April saw the fourth straight month of reduced food inflation, even as the government released a truncated data for the month due to lack of available numbers and limited wholesale transactions amid a nationwide lockdown.
According to the official data released on Thursday, wholesale inflation in the first month of 2020-21 could not be captured due to the spread of the Covid-19 pandemic. “It has been decided to release the price movement of selected sub-groups/groups of the Wholesale Price Index (WPI), following the principles of adequacy,” said the commerce ministry.
WPI had reduced to a four-month low of 1 per cent in March, down from February’s 2.3 per cent. India’s wholesale inflation had remained relatively volatile since late last year. Economists said the low inflation had come amid a low response rate, and was contrary to expectations of disinflation.
However, food inflation in April reduced to 3.6 per cent, down from March’s 4.9 per cent. Food inflation has been in a downward spiral since December, when it hit a high of 13.3 per cent. The reduction in the rate of food price rise is expected to benefit sections of the rural and urban poor, at a time when the country has been under nationwide lockdown since March 25. There have been reports of low availability of foodgrain in some areas, as supply chains for these goods have been disrupted.
“Food inflation displayed a divergent trend at the wholesale and retail levels in April. The decline in WPI food inflation is encouraging and suggests that the spike in retail food inflation was largely driven by disruption related to the lockdown. Vegetables were a major driver of the downtrend in the wholesale food inflation in April, suggesting that their perishable nature — amid uncertain demand during the lockdown — contained the normal seasonal uptick seen with the rise in temperatures,” said Aditi Nayar, principal economist, ICRA.

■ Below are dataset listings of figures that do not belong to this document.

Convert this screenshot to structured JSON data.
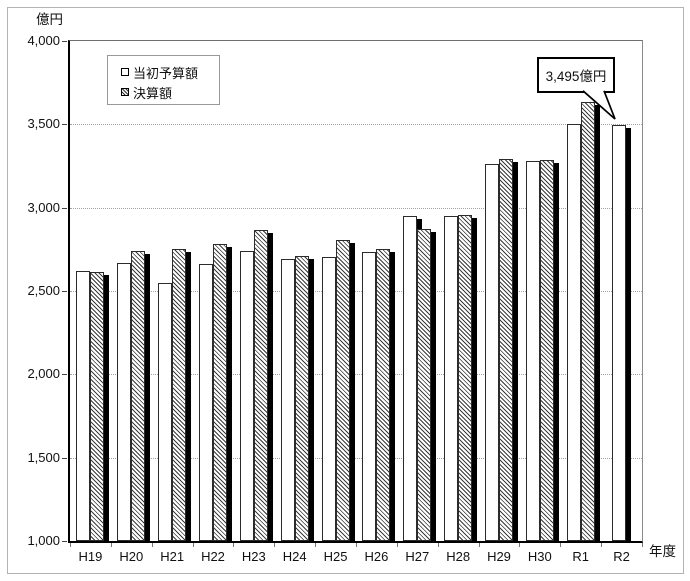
{
  "chart_data": {
    "type": "bar",
    "unit_label": "億円",
    "xlabel": "年度",
    "categories": [
      "H19",
      "H20",
      "H21",
      "H22",
      "H23",
      "H24",
      "H25",
      "H26",
      "H27",
      "H28",
      "H29",
      "H30",
      "R1",
      "R2"
    ],
    "series": [
      {
        "name": "当初予算額",
        "style": "plain-white",
        "values": [
          2620,
          2670,
          2550,
          2665,
          2740,
          2695,
          2705,
          2735,
          2950,
          2950,
          3260,
          3280,
          3500,
          3495
        ]
      },
      {
        "name": "決算額",
        "style": "diagonal-hatch",
        "values": [
          2615,
          2740,
          2755,
          2780,
          2865,
          2710,
          2805,
          2750,
          2870,
          2955,
          3290,
          3285,
          3635,
          null
        ]
      }
    ],
    "ylim": [
      1000,
      4000
    ],
    "ytick_step": 500,
    "ytick_labels": [
      "4,000",
      "3,500",
      "3,000",
      "2,500",
      "2,000",
      "1,500",
      "1,000"
    ],
    "grid": "horizontal-dotted",
    "legend_position": "top-left-inside",
    "annotation": {
      "text": "3,495億円",
      "target_category": "R2",
      "target_series": "当初予算額"
    }
  },
  "colors": {
    "background": "#ffffff",
    "bar_fill": "#ffffff",
    "bar_outline": "#2b2b2b",
    "hatch_line": "#3b3b3b",
    "bar_shadow": "#000000",
    "gridline": "#a3a3a3",
    "axis": "#000000",
    "text": "#111111"
  }
}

Elsewhere, major deflationary pressure rose in the fuel and power segment, which saw prices fall by more than 10 per cent, following marginal fall of 1.7 per cent in March.

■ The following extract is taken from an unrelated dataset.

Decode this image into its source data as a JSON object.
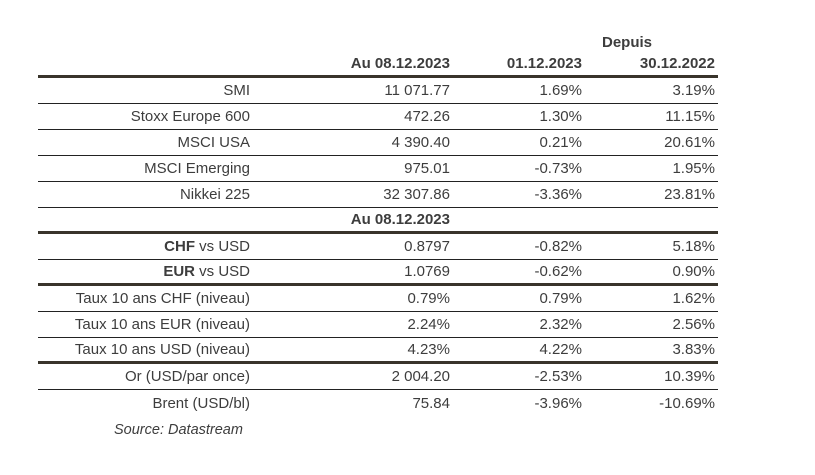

The government didn’t release the inflation figures for manufactured products, which have a combined weighting of 65 per cent in the index.
In the previous month, prices in the sector had risen by just 0.3 per cent, after rising by 0.4 per cent in February. However, in the latest month, the sectors are expected to have seen mixed performance.
“Of the six sub-components of the manufacturing index for which the data is available, three components have seen an increase in inflation on a year-on-year basis, while the other three have seen a fall. Basic metals, having the highest weighting (9.65 per cent) in the manufacturing index, contracted 4.3 per cent in April. Even chemicals, having a weighting of 6 per cent, have contracted by 2.6 per cent during the month,” CARE Ratings said after analysing the data.
Eleven of the 17 components within manufactured products recorded contraction in March.
Experts predict wholesale inflation will continue to remain low on account of low commodity prices globally. Among these, international crude oil prices and metal prices on account of weak global demand conditions were highlighted by CARE Ratings.